Objective: To review the historical perspective and current incidence of home visits by physicians and pharmacists, discuss the concept of pharmacists providing care "incident-to" the physician, and introduce a new endeavor of collaborative, incident-to home visits by a pharmacist and physician.
Data sources: A literature search was performed using MEDLINE (1966-May 2003). The search terms used were home visit, house call, incident-to, collaborative care, physician, and pharmacist.
Study selection and data extraction: All pertinent articles were evaluated.

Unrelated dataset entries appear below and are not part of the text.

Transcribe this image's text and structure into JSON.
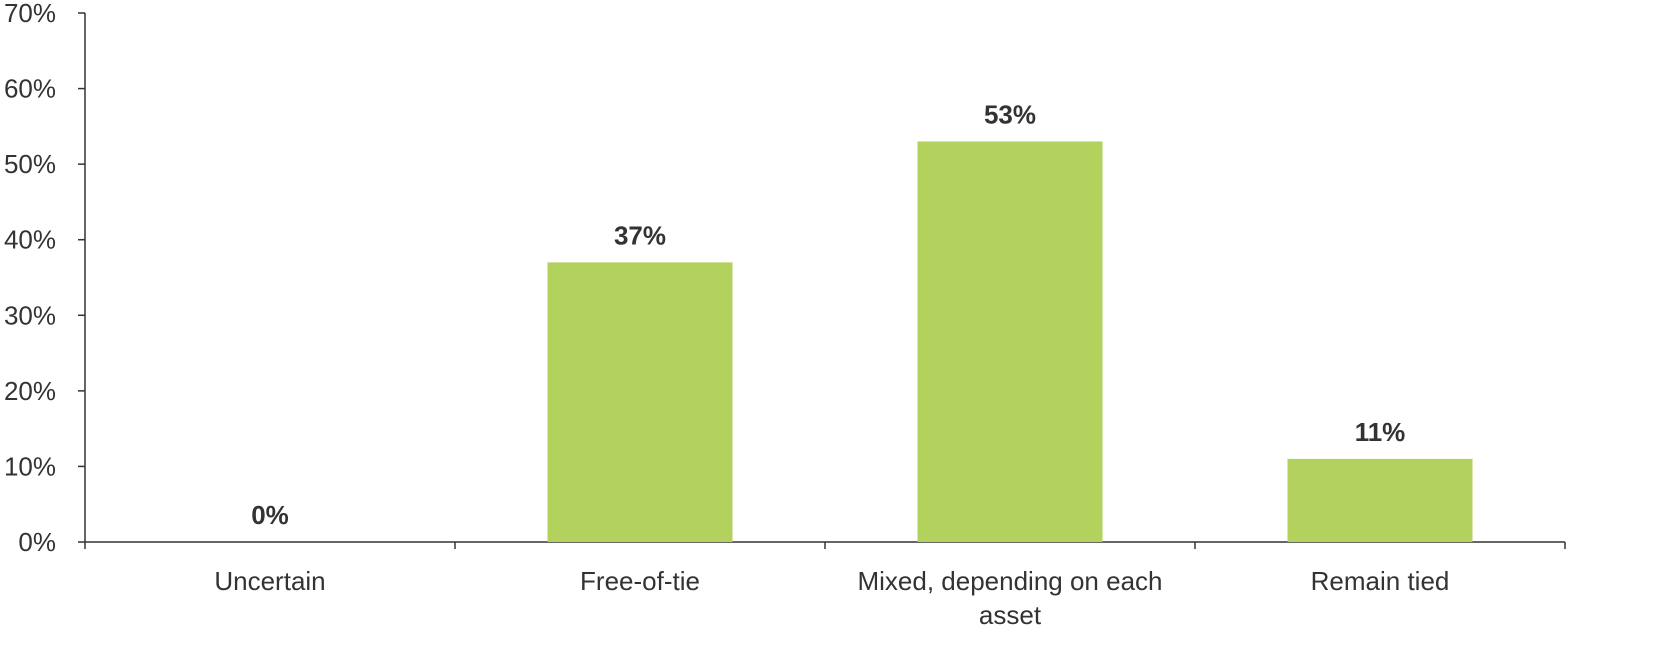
{
  "chart_data": {
    "type": "bar",
    "categories": [
      "Uncertain",
      "Free-of-tie",
      "Mixed, depending on each asset",
      "Remain tied"
    ],
    "values": [
      0,
      37,
      53,
      11
    ],
    "data_labels": [
      "0%",
      "37%",
      "53%",
      "11%"
    ],
    "ylim": [
      0,
      70
    ],
    "yticks": [
      0,
      10,
      20,
      30,
      40,
      50,
      60,
      70
    ],
    "ytick_labels": [
      "0%",
      "10%",
      "20%",
      "30%",
      "40%",
      "50%",
      "60%",
      "70%"
    ],
    "title": "",
    "xlabel": "",
    "ylabel": "",
    "grid": false,
    "legend": "none",
    "colors": {
      "bar": "#b3d15d",
      "axis": "#333333",
      "text": "#333333"
    }
  }
}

Data synthesis: Home visits were once considered a hallmark of patient care, but have decreased to an average of 0.4 home visits per week for primary care physicians. Home visits are essential for patients unable to commute to the office due to a disability or illness. However, home visits also allow the physician to determine how conditions affect a patient's everyday life, in addition to assessing the living environment. Minimal documented evidence exists of pharmacists making home visits and no documented evidence exists of pharmacists and physicians collaboratively making home visits. The pharmacist complements the value of the visit by assessing medication appropriateness as well as medication administration, storage, accessibility, and adherence.
Conclusions: Current practice styles often compromise services that were once paramount to patient care, as evidenced by a decline in home visits. Recent trends in health care attempt to compensate for high-volume practices and managed care restrictions. A collaborative relationship between a pharmacist and physician with visits into the patient's home is a movement toward improved continuity of care.